卢世才在门口碰上黄壮牛,见他拿着一摞烧纸和一块黑礼帐,虽然换了一件干净衣服,但肩头仍补了一块补丁。卢黄两家是远亲,卢家没去报丧,他们也不是一条巷子。没请他执事,然而他却来了,他觉得卢世英见了他哥长哥短,亲亲热热,没一点长寿山塬第一富户三掌柜的架子。有时从山里回来,给他送些核桃、板栗什么的土特产,故而不请自到。卢世才招呼他进厢房,给他一根十方叶子卷烟说:“你生了贵子,才准备去祝贺,又出这事。”“祝贺啥呢,多了一口人,多了一张嘴往后日子更……”不等“难”子说出口,卢世才就说:“以后日子会发的,这娃要是个材料。”“不指望。”“三掌柜是个好人,走得太早。”“是啊,卢家半壁江山都是三弟打下的。可惜劳苦一辈子,没享过一天福。”说着卢世才眼圈红了。“哦,我去再看三掌柜一眼,也看后边有啥帮忙的。”“请便,请便。”
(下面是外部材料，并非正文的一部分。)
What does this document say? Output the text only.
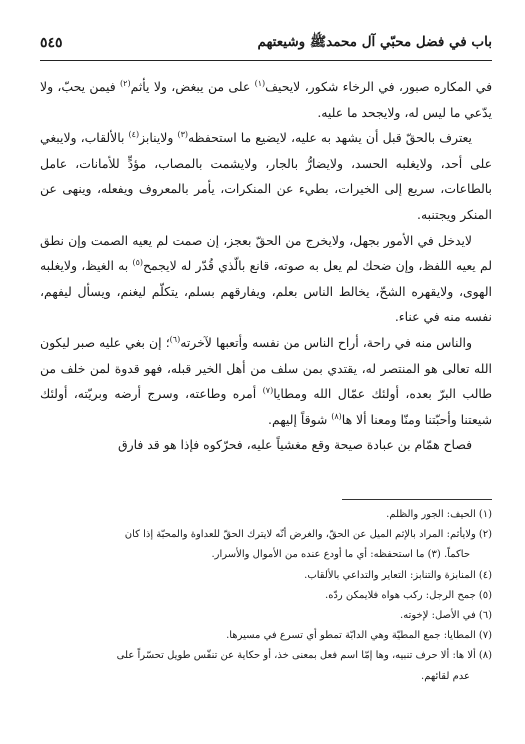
باب في فضل محبّي آل محمدﷺ وشيعتهم
٥٤٥

في المكاره صبور، في الرخاء شكور، لايحيف$^{(١)}$ على من يبغض، ولا يأثم$^{(٢)}$ فيمن يحبّ، ولا يدّعي ما ليس له، ولايجحد ما عليه.

يعترف بالحقّ قبل أن يشهد به عليه، لايضيع ما استحفظه$^{(٣)}$ ولاينابز$^{(٤)}$ بالألقاب، ولايبغي على أحد، ولايغلبه الحسد، ولايضارُّ بالجار، ولايشمت بالمصاب، مؤدٍّ للأمانات، عامل بالطاعات، سريع إلى الخيرات، بطيء عن المنكرات، يأمر بالمعروف ويفعله، وينهى عن المنكر ويجتنبه.

لايدخل في الأمور بجهل، ولايخرج من الحقّ بعجز، إن صمت لم يعيه الصمت وإن نطق لم يعيه اللفظ، وإن ضحك لم يعل به صوته، قانع بالّذي قُدّر له لايجمح$^{(٥)}$ به الغيظ، ولايغلبه الهوى، ولايقهره الشحّ، يخالط الناس بعلم، ويفارقهم بسلم، يتكلّم ليغنم، ويسأل ليفهم، نفسه منه في عناء.

والناس منه في راحة، أراح الناس من نفسه وأتعبها لآخرته$^{(٦)}$؛ إن بغي عليه صبر ليكون الله تعالى هو المنتصر له، يقتدي بمن سلف من أهل الخير قبله، فهو قدوة لمن خلف من طالب البرّ بعده، أولئك عمّال الله ومطايا$^{(٧)}$ أمره وطاعته، وسرج أرضه وبريّته، أولئك شيعتنا وأحبّتنا ومنّا ومعنا ألا ها$^{(٨)}$ شوقاً إليهم.

فصاح همّام بن عبادة صيحة وقع مغشياً عليه، فحرّكوه فإذا هو قد فارق

(١)الحيف: الجور والظلم.
(٢)ولايأثم: المراد بالإثم الميل عن الحقّ، والغرض أنّه لايترك الحقّ للعداوة والمحبّة إذا كان
حاكماً. (٣) ما استحفظه: أي ما أودع عنده من الأموال والأسرار.
(٤)المنابزة والتنابز: التعاير والتداعي بالألقاب.
(٥)جمح الرجل: ركب هواه فلايمكن ردّه.
(٦)في الأصل: لإخوته.
(٧)المطايا: جمع المطيّة وهي الدابّة تمطو أي تسرع في مسيرها.
(٨)ألا ها: ألا حرف تنبيه، وها إمّا اسم فعل بمعنى خذ، أو حكاية عن تنفّس طويل تحسّراً على
عدم لقائهم.
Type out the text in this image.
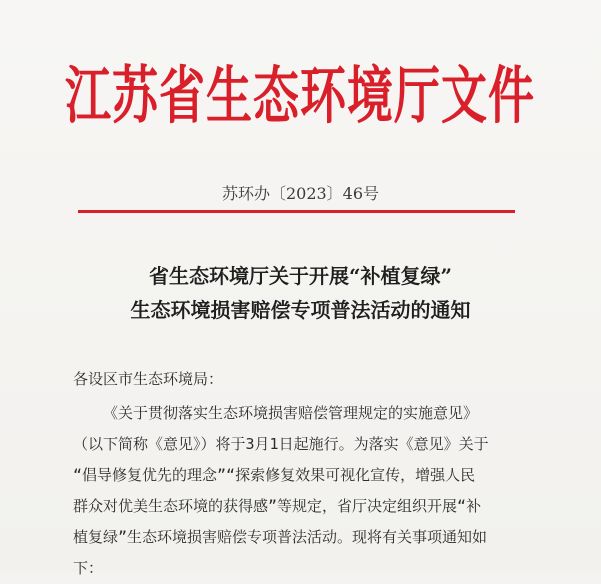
江苏省生态环境厅文件
苏环办〔2023〕46号
省生态环境厅关于开展“补植复绿”
生态环境损害赔偿专项普法活动的通知
各设区市生态环境局：
《关于贯彻落实生态环境损害赔偿管理规定的实施意见》
（以下简称《意见》）将于3月1日起施行。为落实《意见》关于
“倡导修复优先的理念”“探索修复效果可视化宣传，增强人民
群众对优美生态环境的获得感”等规定，省厅决定组织开展“补
植复绿”生态环境损害赔偿专项普法活动。现将有关事项通知如
下：
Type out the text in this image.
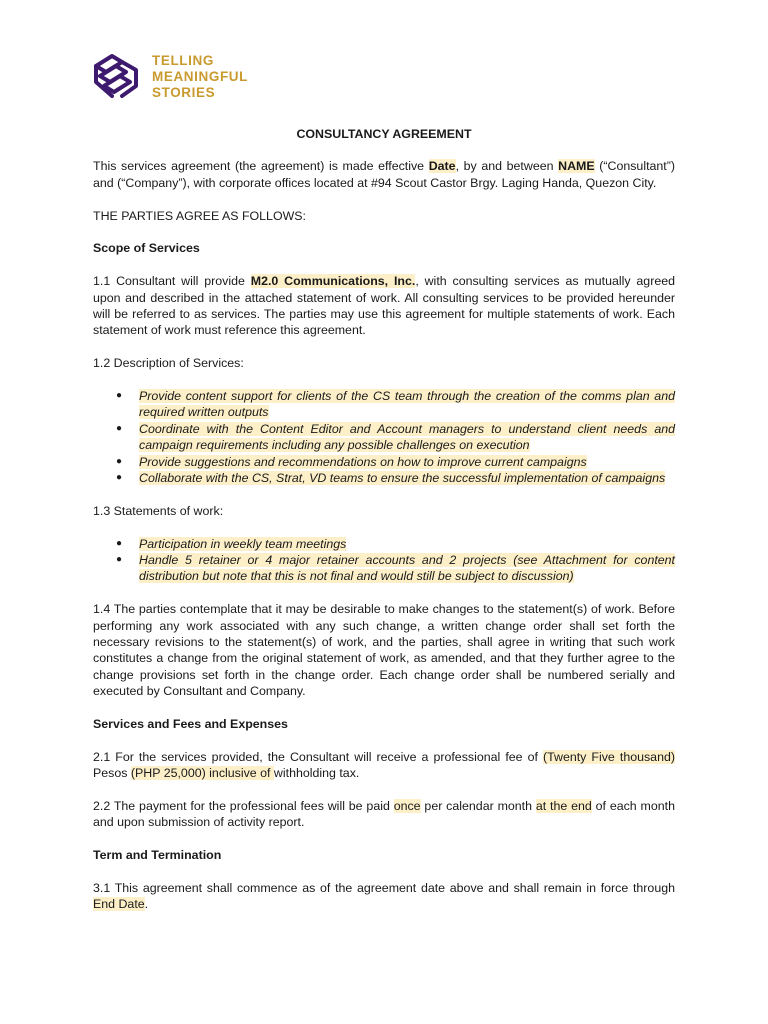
TELLING
MEANINGFUL
STORIES
CONSULTANCY AGREEMENT

This services agreement (the agreement) is made effective Date, by and between NAME (“Consultant”) and (“Company”), with corporate offices located at #94 Scout Castor Brgy. Laging Handa, Quezon City.

THE PARTIES AGREE AS FOLLOWS:

Scope of Services

1.1 Consultant will provide M2.0 Communications, Inc., with consulting services as mutually agreed upon and described in the attached statement of work. All consulting services to be provided hereunder will be referred to as services. The parties may use this agreement for multiple statements of work. Each statement of work must reference this agreement.

1.2 Description of Services:

● Provide content support for clients of the CS team through the creation of the comms plan and required written outputs
● Coordinate with the Content Editor and Account managers to understand client needs and campaign requirements including any possible challenges on execution
● Provide suggestions and recommendations on how to improve current campaigns
● Collaborate with the CS, Strat, VD teams to ensure the successful implementation of campaigns

1.3 Statements of work:

● Participation in weekly team meetings
● Handle 5 retainer or 4 major retainer accounts and 2 projects (see Attachment for content distribution but note that this is not final and would still be subject to discussion)

1.4 The parties contemplate that it may be desirable to make changes to the statement(s) of work. Before performing any work associated with any such change, a written change order shall set forth the necessary revisions to the statement(s) of work, and the parties, shall agree in writing that such work constitutes a change from the original statement of work, as amended, and that they further agree to the change provisions set forth in the change order. Each change order shall be numbered serially and executed by Consultant and Company.

Services and Fees and Expenses

2.1 For the services provided, the Consultant will receive a professional fee of (Twenty Five thousand) Pesos (PHP 25,000) inclusive of withholding tax.

2.2 The payment for the professional fees will be paid once per calendar month at the end of each month and upon submission of activity report.

Term and Termination

3.1 This agreement shall commence as of the agreement date above and shall remain in force through End Date.
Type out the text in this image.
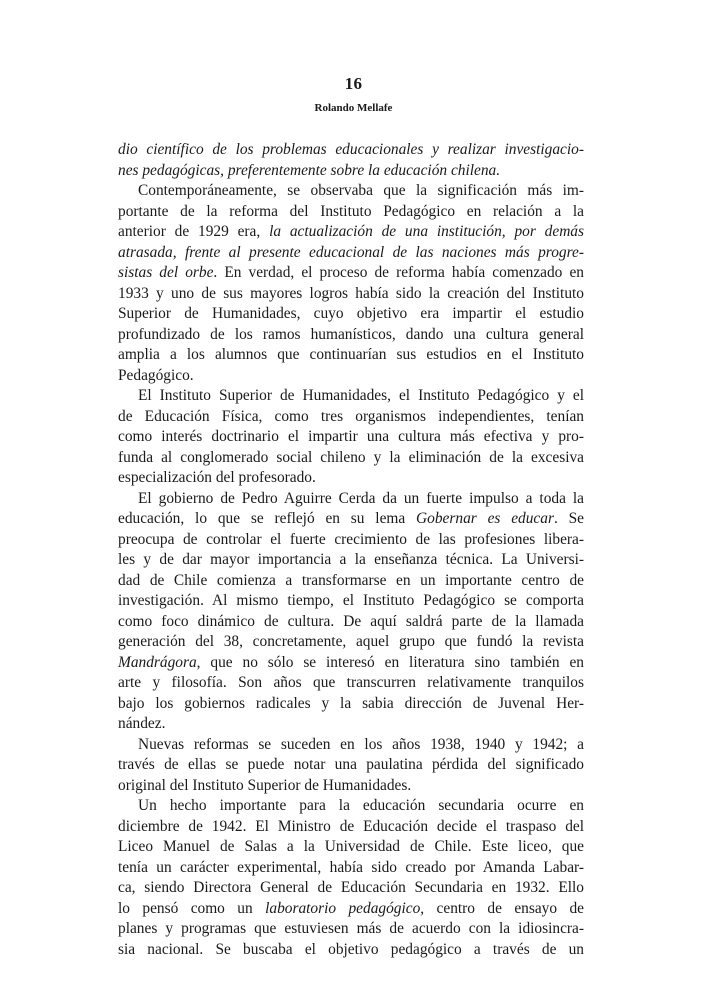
16
Rolando Mellafe
dio científico de los problemas educacionales y realizar investigacio-
nes pedagógicas, preferentemente sobre la educación chilena.
Contemporáneamente, se observaba que la significación más im-
portante de la reforma del Instituto Pedagógico en relación a la
anterior de 1929 era, la actualización de una institución, por demás
atrasada, frente al presente educacional de las naciones más progre-
sistas del orbe. En verdad, el proceso de reforma había comenzado en
1933 y uno de sus mayores logros había sido la creación del Instituto
Superior de Humanidades, cuyo objetivo era impartir el estudio
profundizado de los ramos humanísticos, dando una cultura general
amplia a los alumnos que continuarían sus estudios en el Instituto
Pedagógico.
El Instituto Superior de Humanidades, el Instituto Pedagógico y el
de Educación Física, como tres organismos independientes, tenían
como interés doctrinario el impartir una cultura más efectiva y pro-
funda al conglomerado social chileno y la eliminación de la excesiva
especialización del profesorado.
El gobierno de Pedro Aguirre Cerda da un fuerte impulso a toda la
educación, lo que se reflejó en su lema Gobernar es educar. Se
preocupa de controlar el fuerte crecimiento de las profesiones libera-
les y de dar mayor importancia a la enseñanza técnica. La Universi-
dad de Chile comienza a transformarse en un importante centro de
investigación. Al mismo tiempo, el Instituto Pedagógico se comporta
como foco dinámico de cultura. De aquí saldrá parte de la llamada
generación del 38, concretamente, aquel grupo que fundó la revista
Mandrágora, que no sólo se interesó en literatura sino también en
arte y filosofía. Son años que transcurren relativamente tranquilos
bajo los gobiernos radicales y la sabia dirección de Juvenal Her-
nández.
Nuevas reformas se suceden en los años 1938, 1940 y 1942; a
través de ellas se puede notar una paulatina pérdida del significado
original del Instituto Superior de Humanidades.
Un hecho importante para la educación secundaria ocurre en
diciembre de 1942. El Ministro de Educación decide el traspaso del
Liceo Manuel de Salas a la Universidad de Chile. Este liceo, que
tenía un carácter experimental, había sido creado por Amanda Labar-
ca, siendo Directora General de Educación Secundaria en 1932. Ello
lo pensó como un laboratorio pedagógico, centro de ensayo de
planes y programas que estuviesen más de acuerdo con la idiosincra-
sia nacional. Se buscaba el objetivo pedagógico a través de un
不一会,帮忙的和客人陆陆续续到了。灵堂庄严肃穆。灵堂桌上放着神堂,里边坐着神位,神牌上写着“先父卢世英之神位,儿卢国强敬奉”,神堂两旁站着纸扎的金童银女,再次是金山银山,金斗银斗。还有一个大白鹤。香案桌上摆着很讲究的银祭器,燃着两对大白蜡烛和一炉香。敬供着三牲,猪头、羊头、活鱼和水果。
孝子们依次烧香磕头,哭祭后,把尸体放到棺材里,两旁用麻纸裹着的草把子镶紧。这是一个五寸厚上好的柏木棺材,叫五寸墩子,又用生漆刷了几遍,埋到地下,几百年也不容易腐烂。要盖棺盖时,卢世英的媳妇,扒在棺材上,不让盖,哭道:“死鬼,你把我也叫走,以后我咋活呀!”一口气没上来,倒在了地,被人们七手八脚地抬回了房。屋外响起鞭炮声,屋里哭成一片。
八寸长的铁钉钉在枋盖上,一个活生生的人就这样结束了。